Was die Waldressourcen betrifft, gibt es im wirtschaftlichen Volumen der Provinz keine signifikanten Mengen an Holz aufgrund der niedrigen Qualität und des Preises der häufigsten nutzbaren Baumart, der Pinus halepensis. Es gibt jedoch etwa 80.000 Hektar Waldland (ohne die durch die letzten Brände, insbesondere 1994, verbrannten Flächen), vor allem in Tuéjar, in geringerem Maße in Titaguas, Andilla, Aras de Alpuente oder Loriguilla. Für einige Gemeinden stellt Holz jedoch eine relativ wichtige Einkommensquelle dar.

Diese Informationen stammen aus der Abschlussarbeit von Abel Martínez Monteagudo.

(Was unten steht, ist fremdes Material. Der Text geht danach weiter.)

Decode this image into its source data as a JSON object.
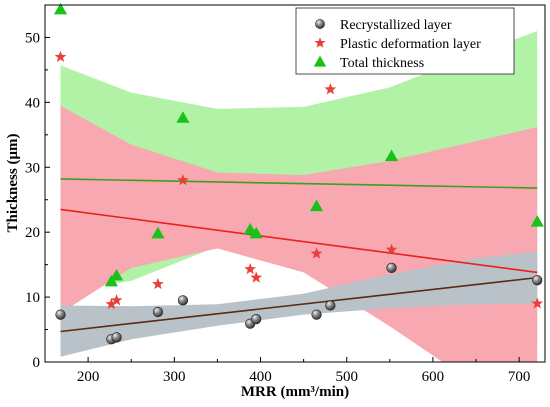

Als Ergänzung zu dieser Arbeit empfiehlt Abel das Buch von Carles Rodrigo, „La Serranía. Análisis geográfico comarcal“, das aktuellere Daten enthält und vom CELS, dessen Mitglieder Carles und Abel sind, herausgegeben und von Leader II finanziert wurde. Wenn Sie daran interessiert sind, können Sie es über das Kulturzentrum von El Villar beziehen.